If you edit an alert’s SQL, but it hasn’t been run yet, you will see a warning message- 'SQL has changed since last run' below the alert.
Running a Data Alert
Alerts are enabled to run when a table changes (transform run, connector sync, snapshot run) by default. You can disable an alert by using the toggle next to it as shown below.
Once an alert is enabled, each time a table changes, either manually or scheduled, the enabled alert(s) will run. However, if any enabled revert-and-notify alert fails, the transform table will not get created/updated. You will be able to see the error in the Runs tab on the Transform Runs page. Notify-only alerts will run after the table change is successful. This means if a transform has revert-and-notify alerts enabled that fail, the notify-only alerts will not run.

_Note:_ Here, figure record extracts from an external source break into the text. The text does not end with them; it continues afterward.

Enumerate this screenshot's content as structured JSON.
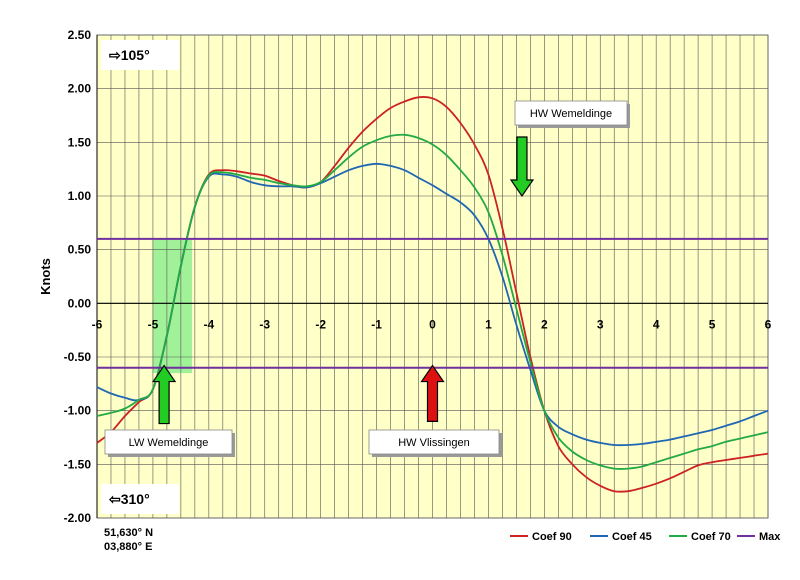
{
  "chart_data": {
    "type": "line",
    "ylabel": "Knots",
    "xlabel": "",
    "xlim": [
      -6,
      6
    ],
    "ylim": [
      -2.0,
      2.5
    ],
    "x_ticks": [
      "-6",
      "-5",
      "-4",
      "-3",
      "-2",
      "-1",
      "0",
      "1",
      "2",
      "3",
      "4",
      "5",
      "6"
    ],
    "y_ticks": [
      "2.50",
      "2.00",
      "1.50",
      "1.00",
      "0.50",
      "0.00",
      "-0.50",
      "-1.00",
      "-1.50",
      "-2.00"
    ],
    "grid": true,
    "background_color": "#ffffc8",
    "legend_position": "bottom-right",
    "series": [
      {
        "name": "Coef 90",
        "color": "#cc2222",
        "points": [
          [
            -6,
            -1.3
          ],
          [
            -5.75,
            -1.2
          ],
          [
            -5.5,
            -1.05
          ],
          [
            -5.25,
            -0.92
          ],
          [
            -5.0,
            -0.8
          ],
          [
            -4.75,
            -0.3
          ],
          [
            -4.5,
            0.35
          ],
          [
            -4.25,
            0.9
          ],
          [
            -4.0,
            1.2
          ],
          [
            -3.75,
            1.24
          ],
          [
            -3.5,
            1.23
          ],
          [
            -3.25,
            1.21
          ],
          [
            -3.0,
            1.19
          ],
          [
            -2.75,
            1.14
          ],
          [
            -2.5,
            1.1
          ],
          [
            -2.25,
            1.08
          ],
          [
            -2.0,
            1.13
          ],
          [
            -1.75,
            1.28
          ],
          [
            -1.5,
            1.45
          ],
          [
            -1.25,
            1.6
          ],
          [
            -1.0,
            1.72
          ],
          [
            -0.75,
            1.82
          ],
          [
            -0.5,
            1.88
          ],
          [
            -0.25,
            1.92
          ],
          [
            0.0,
            1.91
          ],
          [
            0.25,
            1.83
          ],
          [
            0.5,
            1.68
          ],
          [
            0.75,
            1.48
          ],
          [
            1.0,
            1.2
          ],
          [
            1.25,
            0.7
          ],
          [
            1.5,
            0.1
          ],
          [
            1.75,
            -0.5
          ],
          [
            2.0,
            -1.0
          ],
          [
            2.25,
            -1.33
          ],
          [
            2.5,
            -1.5
          ],
          [
            2.75,
            -1.62
          ],
          [
            3.0,
            -1.7
          ],
          [
            3.25,
            -1.75
          ],
          [
            3.5,
            -1.75
          ],
          [
            3.75,
            -1.72
          ],
          [
            4.0,
            -1.68
          ],
          [
            4.25,
            -1.63
          ],
          [
            4.5,
            -1.57
          ],
          [
            4.75,
            -1.51
          ],
          [
            5.0,
            -1.48
          ],
          [
            5.25,
            -1.46
          ],
          [
            5.5,
            -1.44
          ],
          [
            5.75,
            -1.42
          ],
          [
            6.0,
            -1.4
          ]
        ]
      },
      {
        "name": "Coef 45",
        "color": "#1f66b3",
        "points": [
          [
            -6,
            -0.78
          ],
          [
            -5.75,
            -0.84
          ],
          [
            -5.5,
            -0.88
          ],
          [
            -5.25,
            -0.9
          ],
          [
            -5.0,
            -0.8
          ],
          [
            -4.75,
            -0.3
          ],
          [
            -4.5,
            0.35
          ],
          [
            -4.25,
            0.9
          ],
          [
            -4.0,
            1.18
          ],
          [
            -3.75,
            1.2
          ],
          [
            -3.5,
            1.18
          ],
          [
            -3.25,
            1.13
          ],
          [
            -3.0,
            1.1
          ],
          [
            -2.75,
            1.09
          ],
          [
            -2.5,
            1.09
          ],
          [
            -2.25,
            1.08
          ],
          [
            -2.0,
            1.12
          ],
          [
            -1.75,
            1.18
          ],
          [
            -1.5,
            1.24
          ],
          [
            -1.25,
            1.28
          ],
          [
            -1.0,
            1.3
          ],
          [
            -0.75,
            1.28
          ],
          [
            -0.5,
            1.24
          ],
          [
            -0.25,
            1.17
          ],
          [
            0.0,
            1.1
          ],
          [
            0.25,
            1.02
          ],
          [
            0.5,
            0.94
          ],
          [
            0.75,
            0.82
          ],
          [
            1.0,
            0.6
          ],
          [
            1.25,
            0.25
          ],
          [
            1.5,
            -0.2
          ],
          [
            1.75,
            -0.62
          ],
          [
            2.0,
            -1.0
          ],
          [
            2.25,
            -1.15
          ],
          [
            2.5,
            -1.22
          ],
          [
            2.75,
            -1.27
          ],
          [
            3.0,
            -1.3
          ],
          [
            3.25,
            -1.32
          ],
          [
            3.5,
            -1.32
          ],
          [
            3.75,
            -1.31
          ],
          [
            4.0,
            -1.29
          ],
          [
            4.25,
            -1.27
          ],
          [
            4.5,
            -1.24
          ],
          [
            4.75,
            -1.21
          ],
          [
            5.0,
            -1.18
          ],
          [
            5.25,
            -1.14
          ],
          [
            5.5,
            -1.1
          ],
          [
            5.75,
            -1.05
          ],
          [
            6.0,
            -1.0
          ]
        ]
      },
      {
        "name": "Coef 70",
        "color": "#22aa44",
        "points": [
          [
            -6,
            -1.05
          ],
          [
            -5.75,
            -1.02
          ],
          [
            -5.5,
            -0.98
          ],
          [
            -5.25,
            -0.9
          ],
          [
            -5.0,
            -0.8
          ],
          [
            -4.75,
            -0.3
          ],
          [
            -4.5,
            0.35
          ],
          [
            -4.25,
            0.9
          ],
          [
            -4.0,
            1.19
          ],
          [
            -3.75,
            1.22
          ],
          [
            -3.5,
            1.2
          ],
          [
            -3.25,
            1.17
          ],
          [
            -3.0,
            1.15
          ],
          [
            -2.75,
            1.12
          ],
          [
            -2.5,
            1.1
          ],
          [
            -2.25,
            1.09
          ],
          [
            -2.0,
            1.13
          ],
          [
            -1.75,
            1.24
          ],
          [
            -1.5,
            1.36
          ],
          [
            -1.25,
            1.46
          ],
          [
            -1.0,
            1.52
          ],
          [
            -0.75,
            1.56
          ],
          [
            -0.5,
            1.57
          ],
          [
            -0.25,
            1.54
          ],
          [
            0.0,
            1.48
          ],
          [
            0.25,
            1.38
          ],
          [
            0.5,
            1.24
          ],
          [
            0.75,
            1.08
          ],
          [
            1.0,
            0.85
          ],
          [
            1.25,
            0.45
          ],
          [
            1.5,
            -0.05
          ],
          [
            1.75,
            -0.55
          ],
          [
            2.0,
            -1.0
          ],
          [
            2.25,
            -1.25
          ],
          [
            2.5,
            -1.38
          ],
          [
            2.75,
            -1.46
          ],
          [
            3.0,
            -1.51
          ],
          [
            3.25,
            -1.54
          ],
          [
            3.5,
            -1.54
          ],
          [
            3.75,
            -1.52
          ],
          [
            4.0,
            -1.48
          ],
          [
            4.25,
            -1.44
          ],
          [
            4.5,
            -1.4
          ],
          [
            4.75,
            -1.36
          ],
          [
            5.0,
            -1.33
          ],
          [
            5.25,
            -1.29
          ],
          [
            5.5,
            -1.26
          ],
          [
            5.75,
            -1.23
          ],
          [
            6.0,
            -1.2
          ]
        ]
      },
      {
        "name": "Max",
        "color": "#7030a0",
        "lines_at": [
          0.6,
          -0.6
        ]
      }
    ],
    "highlight_band": {
      "x_range": [
        -5.0,
        -4.3
      ],
      "y_range": [
        -0.65,
        0.6
      ],
      "color": "#90ee90"
    },
    "annotations": [
      {
        "id": "hw-wemeldinge",
        "text": "HW Wemeldinge",
        "arrow_color": "#22cc22",
        "arrow_x": 1.6,
        "arrow_direction": "down",
        "arrow_y_range": [
          1.55,
          1.0
        ]
      },
      {
        "id": "lw-wemeldinge",
        "text": "LW Wemeldinge",
        "arrow_color": "#22cc22",
        "arrow_x": -4.8,
        "arrow_direction": "up",
        "arrow_y_range": [
          -1.12,
          -0.58
        ]
      },
      {
        "id": "hw-vlissingen",
        "text": "HW Vlissingen",
        "arrow_color": "#dd1111",
        "arrow_x": 0.0,
        "arrow_direction": "up",
        "arrow_y_range": [
          -1.1,
          -0.58
        ]
      }
    ],
    "direction_labels": [
      {
        "id": "dir-flood",
        "text": "⇨105°"
      },
      {
        "id": "dir-ebb",
        "text": "⇦310°"
      }
    ],
    "coordinates": [
      "51,630° N",
      "03,880° E"
    ]
  }
}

It is important to note that if your transform run fails for a non-data alert reason (e.g., bad transform SQL), no alerts will be run. In such cases, the transform run page will show the appropriate error message as shown below.
Viewing Alert Results
When your alert fails, Mozart Data will store up to 2000 failing rows. When your alert passes, there are no results available since it will have returned 0 rows.
To see the Alerts in Mozart Data: You can view them by clicking the button under the Last Results column. If the data check has passed, the Results button will be disabled. Please note that the alert results correspond to last table change. You can view the timestamp for the last table change at the top of the Alerts tab and view further details in the Runs tab.
To receive a CSV file attachment via email: You can do this by enabling the email notification in your Settings page (see here: Notifications). Next, toggle on the 'Attach CSV' for each Data Alert and you will start receiving email alerts every time the table is synced / transform is scheduled and the data alert fails.
To receive the results directly via Slack: You can do this by installing the Mozart Data app into your Slack workspace (see here: Using Slack with Mozart Data).